[Regarding the letter, “Asheville Is ‘Sold Out,’” June 2, Xpress]: Asheville has been and is popular for many reasons, not least if which is its climate, its welcoming nature and its counterculture vibe. It has more than its share of growing pains, and the way it has grown sometimes works against itself.
One easy example is South Asheville. Take a drive on Hendersonville Road. Endless retail strips, mini-malls, chain restaurants, gas stations, ad nauseam — indistinguishable from suburban Chicago or Atlanta or you-name-it big city. Built exclusively for the privileged in their ubiquitous oversized vehicles. Ugly, messy, maddening traffic.
Public transportation and pedestrian movement is an afterthought, at best. Outside of downtown (gotta impress the tourists) and tonier neighborhoods, there are no bus shelters to get out of the sun or rain. Long stretches of road everywhere without sidewalks.
Tourism rules, but unless the city focuses on a robust, growing local economy for its residents, it will become less desirable as a vacation spot.
We need to invest in ourselves — pay living wages, build or convert affordable housing, expand public transportation, house the homeless, focus spending on the people who live here.
— Jack Hafeli
Asheville
“One easy example is South Asheville.”
South Asheville is what it is because a) Biltmore and Biltmore Forest exist; b) proactive annexation doesn’t. Perhaps the smartest idea is to retrocede everything south of Ballard’s Appliance and make it the county’s sole responsibility.
YES all of this. Excellent summary of a plethora of issues that can be fixed if we focus on our community. To tourists, we’re just something new to post on social media.
There’s nothing wrong with telling people not to move here and refusing to allow developers to build really awful crowded warehouses for humans while polluting our river and causing gridlock. Saying No to a few inharmonious projects will keep our quality of life from going fully off the cliff (or bluff). Saying No from time to time will make our homes more valuable and livable and make people happier and we might even be able to grow food or navigate streets in future years. Come on, Asheville, are we Chick-fil-A or Curate?

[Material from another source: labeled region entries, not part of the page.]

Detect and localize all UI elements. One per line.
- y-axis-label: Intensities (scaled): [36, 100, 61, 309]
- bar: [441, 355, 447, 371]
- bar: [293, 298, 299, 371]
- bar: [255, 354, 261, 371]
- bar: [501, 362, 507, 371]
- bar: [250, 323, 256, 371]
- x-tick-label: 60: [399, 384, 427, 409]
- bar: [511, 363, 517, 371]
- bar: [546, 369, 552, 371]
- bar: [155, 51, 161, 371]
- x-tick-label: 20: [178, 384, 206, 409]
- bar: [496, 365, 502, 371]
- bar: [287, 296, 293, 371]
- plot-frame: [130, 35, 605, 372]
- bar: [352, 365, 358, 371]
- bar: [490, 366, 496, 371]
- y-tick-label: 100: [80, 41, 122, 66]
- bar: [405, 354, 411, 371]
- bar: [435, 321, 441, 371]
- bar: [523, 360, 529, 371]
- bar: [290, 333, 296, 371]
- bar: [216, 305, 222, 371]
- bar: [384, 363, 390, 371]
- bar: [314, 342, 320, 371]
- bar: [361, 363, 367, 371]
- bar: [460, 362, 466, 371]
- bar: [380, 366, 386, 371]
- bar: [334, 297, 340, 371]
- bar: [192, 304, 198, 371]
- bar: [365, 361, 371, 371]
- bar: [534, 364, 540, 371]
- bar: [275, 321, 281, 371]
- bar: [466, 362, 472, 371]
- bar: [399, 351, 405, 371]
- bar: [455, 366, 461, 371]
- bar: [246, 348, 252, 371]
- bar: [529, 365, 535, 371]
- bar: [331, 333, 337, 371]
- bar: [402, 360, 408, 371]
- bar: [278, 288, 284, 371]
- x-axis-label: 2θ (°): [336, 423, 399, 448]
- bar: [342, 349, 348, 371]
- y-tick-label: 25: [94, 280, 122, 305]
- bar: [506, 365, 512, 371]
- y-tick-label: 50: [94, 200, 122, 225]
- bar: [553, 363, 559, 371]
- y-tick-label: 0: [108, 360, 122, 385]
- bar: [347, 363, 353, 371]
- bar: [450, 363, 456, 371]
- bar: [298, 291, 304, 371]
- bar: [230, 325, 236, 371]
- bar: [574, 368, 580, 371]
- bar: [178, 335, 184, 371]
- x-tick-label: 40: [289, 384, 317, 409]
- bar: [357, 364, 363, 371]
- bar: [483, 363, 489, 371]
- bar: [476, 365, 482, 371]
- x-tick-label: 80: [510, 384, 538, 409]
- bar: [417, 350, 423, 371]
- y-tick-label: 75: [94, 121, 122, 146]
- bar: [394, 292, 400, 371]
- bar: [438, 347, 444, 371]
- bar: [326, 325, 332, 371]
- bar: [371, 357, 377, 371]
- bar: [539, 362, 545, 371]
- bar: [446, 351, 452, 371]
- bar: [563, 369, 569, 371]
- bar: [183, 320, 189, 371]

Fixing housing problems and infrastructure will never happen if we don’t stop putting money into advertising Asheville. And taking advertising money to fix those things won’t help the tourist industry so of course those things won’t happen. The number one place Asheville has to take money to from is advertising, but oh no, let’s keep advertising so more people we don’t need move here so more people complain about affordable housing and our roads and traffic while they contribute to it. Until we get our state and local government to understand development has to stop while we get housing needs and in-town roads and outlying highways fixed and expanded, then it’s just gonna get worse. It all just keeps going around in one big circle- advertise, get more moving here, roads can’t handle more, no housing, locals feel left out ignored and put-upon, advertise some more, more move here, etc., etc., and it goes around in the circle again ……
The letter writer misses the point in saying “Public transportation and pedestrian movement is an afterthought, at best. ” EVERYTHING in Asheville is an afterthought at best and mostly it isn’t even thought of at all. Instead of looking ahead, we have a city council and staff that bend with the squeakiest wheels into their contortionist positions on a daily basis.
So after Asheville was economically devastated by a pandemic that saw countless businesses close their doors forever, your solution is to further burden private business with a litany of bad economic decisions? Do you work at city hall? Because this is the kind of nonsense that put Asheville in the situation it’s in now.